Nous garderons en mémoire sa moustache blanche soignée, son sourcil broussailleux, son élégance aristocratique et la malice de son regard. Né le 5 juillet 1925, l’écrivain récompensé par le Grand Prix de l’Académie française pour Moi, Antoine de Tounens, roi de Patagonie a fréquenté dans sa jeunesse Saint-Jean-de-Passy et l’institution Sainte-Marie-de-Monceau. Ennuyé par les études, Jean Raspail voyage aux confins de la terre, à la rencontre de civilisations perdues. Celle des Alakalufs nous vaudra le magnifique roman Qui se souvient des hommes, récompensé par de nombreux prix et traduit en dix langues.

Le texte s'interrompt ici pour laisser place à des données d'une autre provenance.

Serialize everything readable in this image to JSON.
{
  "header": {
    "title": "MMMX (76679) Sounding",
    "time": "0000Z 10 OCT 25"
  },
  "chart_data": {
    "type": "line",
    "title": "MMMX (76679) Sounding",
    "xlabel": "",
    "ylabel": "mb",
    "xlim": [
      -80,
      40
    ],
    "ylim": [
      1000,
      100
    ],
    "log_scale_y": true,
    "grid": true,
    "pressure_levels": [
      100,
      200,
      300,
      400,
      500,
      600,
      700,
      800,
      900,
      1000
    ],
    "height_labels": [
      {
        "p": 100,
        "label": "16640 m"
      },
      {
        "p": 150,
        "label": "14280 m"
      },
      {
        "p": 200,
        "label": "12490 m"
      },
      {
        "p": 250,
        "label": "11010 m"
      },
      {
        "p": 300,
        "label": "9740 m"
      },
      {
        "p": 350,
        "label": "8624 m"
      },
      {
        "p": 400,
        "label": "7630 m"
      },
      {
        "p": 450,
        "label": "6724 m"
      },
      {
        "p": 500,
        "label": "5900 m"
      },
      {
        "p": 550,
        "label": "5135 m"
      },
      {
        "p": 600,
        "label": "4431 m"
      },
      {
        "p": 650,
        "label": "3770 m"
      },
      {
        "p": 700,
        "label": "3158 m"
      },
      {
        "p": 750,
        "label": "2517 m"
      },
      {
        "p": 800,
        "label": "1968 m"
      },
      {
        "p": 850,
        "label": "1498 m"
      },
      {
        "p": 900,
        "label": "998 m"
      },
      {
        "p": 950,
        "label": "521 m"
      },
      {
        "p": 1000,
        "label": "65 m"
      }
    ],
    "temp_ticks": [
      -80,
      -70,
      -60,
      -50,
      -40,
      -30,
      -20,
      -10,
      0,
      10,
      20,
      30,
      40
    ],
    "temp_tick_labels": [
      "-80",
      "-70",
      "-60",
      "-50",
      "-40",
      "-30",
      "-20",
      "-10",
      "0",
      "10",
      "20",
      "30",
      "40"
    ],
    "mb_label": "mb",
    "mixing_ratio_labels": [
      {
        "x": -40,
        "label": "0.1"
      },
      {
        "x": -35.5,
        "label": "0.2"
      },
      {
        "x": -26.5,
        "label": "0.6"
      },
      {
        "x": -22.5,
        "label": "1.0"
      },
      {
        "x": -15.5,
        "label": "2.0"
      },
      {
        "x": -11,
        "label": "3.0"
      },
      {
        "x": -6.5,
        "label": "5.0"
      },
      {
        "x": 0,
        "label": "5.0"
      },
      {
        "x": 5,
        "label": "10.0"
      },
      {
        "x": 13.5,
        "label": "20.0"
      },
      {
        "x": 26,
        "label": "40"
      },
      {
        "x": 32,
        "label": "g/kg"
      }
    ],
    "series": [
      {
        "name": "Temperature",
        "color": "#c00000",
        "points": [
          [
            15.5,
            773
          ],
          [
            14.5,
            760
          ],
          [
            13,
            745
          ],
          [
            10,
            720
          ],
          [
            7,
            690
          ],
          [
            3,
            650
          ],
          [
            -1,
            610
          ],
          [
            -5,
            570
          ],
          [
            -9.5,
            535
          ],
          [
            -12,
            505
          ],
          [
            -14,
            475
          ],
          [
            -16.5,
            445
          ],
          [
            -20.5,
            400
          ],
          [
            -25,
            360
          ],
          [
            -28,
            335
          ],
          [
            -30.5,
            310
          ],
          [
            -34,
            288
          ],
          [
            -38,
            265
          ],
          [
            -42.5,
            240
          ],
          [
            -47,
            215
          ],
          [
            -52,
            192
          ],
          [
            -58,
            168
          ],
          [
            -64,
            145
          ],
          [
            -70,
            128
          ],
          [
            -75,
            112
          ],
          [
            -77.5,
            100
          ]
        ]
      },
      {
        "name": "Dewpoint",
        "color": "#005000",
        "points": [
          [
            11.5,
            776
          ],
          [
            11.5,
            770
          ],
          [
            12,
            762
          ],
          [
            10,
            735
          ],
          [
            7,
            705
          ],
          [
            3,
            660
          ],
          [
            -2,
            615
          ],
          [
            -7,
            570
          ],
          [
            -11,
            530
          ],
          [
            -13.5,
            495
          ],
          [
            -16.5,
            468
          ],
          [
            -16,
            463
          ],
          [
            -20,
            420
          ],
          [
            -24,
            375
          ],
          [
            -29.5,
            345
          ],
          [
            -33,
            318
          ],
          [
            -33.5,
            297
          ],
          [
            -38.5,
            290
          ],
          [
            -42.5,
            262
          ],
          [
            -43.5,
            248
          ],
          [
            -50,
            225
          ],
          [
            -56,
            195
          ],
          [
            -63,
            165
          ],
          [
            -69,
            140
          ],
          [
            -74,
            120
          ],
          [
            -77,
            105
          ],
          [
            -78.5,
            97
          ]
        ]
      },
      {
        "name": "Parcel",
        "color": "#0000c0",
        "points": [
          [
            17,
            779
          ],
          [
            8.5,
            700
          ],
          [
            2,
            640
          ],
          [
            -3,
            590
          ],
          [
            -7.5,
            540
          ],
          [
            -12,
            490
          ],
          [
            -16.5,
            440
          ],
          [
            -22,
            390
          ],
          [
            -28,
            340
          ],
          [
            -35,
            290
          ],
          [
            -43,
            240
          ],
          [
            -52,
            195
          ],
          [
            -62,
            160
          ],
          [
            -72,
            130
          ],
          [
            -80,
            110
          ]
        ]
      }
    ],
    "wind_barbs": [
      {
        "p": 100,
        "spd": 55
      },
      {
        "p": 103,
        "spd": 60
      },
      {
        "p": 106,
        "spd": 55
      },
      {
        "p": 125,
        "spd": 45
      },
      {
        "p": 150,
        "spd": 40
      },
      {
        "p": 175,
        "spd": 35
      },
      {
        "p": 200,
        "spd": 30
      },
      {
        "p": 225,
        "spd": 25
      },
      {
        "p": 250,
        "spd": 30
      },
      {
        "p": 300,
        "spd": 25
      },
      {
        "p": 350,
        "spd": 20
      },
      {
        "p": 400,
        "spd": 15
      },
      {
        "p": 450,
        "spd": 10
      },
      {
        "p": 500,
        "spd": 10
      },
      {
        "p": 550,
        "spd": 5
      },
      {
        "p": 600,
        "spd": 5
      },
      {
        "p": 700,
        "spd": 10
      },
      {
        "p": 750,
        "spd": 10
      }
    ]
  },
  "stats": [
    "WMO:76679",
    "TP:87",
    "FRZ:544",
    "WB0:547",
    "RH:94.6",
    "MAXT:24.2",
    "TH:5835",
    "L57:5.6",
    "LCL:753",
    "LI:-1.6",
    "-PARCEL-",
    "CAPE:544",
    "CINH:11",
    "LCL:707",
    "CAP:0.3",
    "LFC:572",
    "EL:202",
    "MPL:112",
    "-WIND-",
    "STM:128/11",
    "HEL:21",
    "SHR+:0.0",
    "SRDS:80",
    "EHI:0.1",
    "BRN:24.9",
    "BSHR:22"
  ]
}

Cette passion pour les peuples disparus donne la clef de voûte de son œuvre romanesque, qui prendra son envol en 1973 avec la parution du Camp des Saints.
En 1976, Jean Raspail fait sienne l’utopie magnifique d’Antoine de Tounens. Le royaume de Patagonie, dont ce modeste Périgourdin s’était proclamé roi en 1860, devient sa patrie mythique. Selon les mots de Michel Déon, c’est avec tendresse, ironie, fierté et mélancolie qu’il y établit « son exil intérieur ». Grâce au romancier, voilà Antoine de Tounens ressuscité et légitimé : Jean Raspail se déclare Vice-Consul de Patagonie et lui rallie la fidélité fantaisiste et inconditionnelle de milliers de sujets à travers le monde.
« C’est bien plus beau lorsque c’est inutile », écrivait Edmond Rostand. L’auteur de Sire et du Jeu du roi a bien des airs de Cyrano. Jean Raspail se fait le chantre des causes perdues. Il s’y engouffre corps et âme, il y met l’énergie du désespoir et la ferveur d’un adolescent. Il se trompe volontairement d’époque, revendique une éternelle inadaptation au monde moderne. Ses combats ne sont pas politiques, ils sont romanesques. Civilisation occidentale, monarchie, peuples disparus, tradition catholique, tout survit dans la littérature et y acquiert un supplément d’âme. Son œuvre, profondément pessimiste, peint une société uniformément grise malgré la prétendue diversité. L’incontournable Camp des Saints, vendu à plus de cent trente mille exemplaires, raconte bien avant Soumission l’invasion migratoire de notre pays. Le camp des Saints est une parabole, la parabole de l’Occident vide, de nos nations de « tout petits bourgeois » incapables de résister aux hordes du Tiers-Monde. « La France a cédé » peut-on lire à la fin du roman. « La masse, la voici. […] Cela s’entend, cinq milliards d’êtres humains, debout sur toute la terre ! Tandis qu’avec Marcel et Josiane, sept cents millions de Blancs ferment les yeux et se bouchent les oreilles. » Le constat est sans appel. Il trouve cette année un écho tout particulier. Le lecteur s’échappe néanmoins en riant sous cape car la littérature, elle, n’est pas une cause perdue : Jean Raspail est le romancier de la transmission. Par lui continue à vivre et à se transmettre un monde presque oublié au milieu d’une actualité privée d’espérance.
Souvent interrogé sur ses amitiés littéraires, Raspail écrivait : « je ne sais pas si les Hussards m’auraient accepté parmi eux. » Maintenant que tout est accompli, gageons que Laurent, Nimier, Déon et Blondin sauront lui faire une place à côté d’eux pour l’éternité. Celui qui est resté injustement sur les marches de l’Académie française tout au long de sa carrière est enfin Immortel.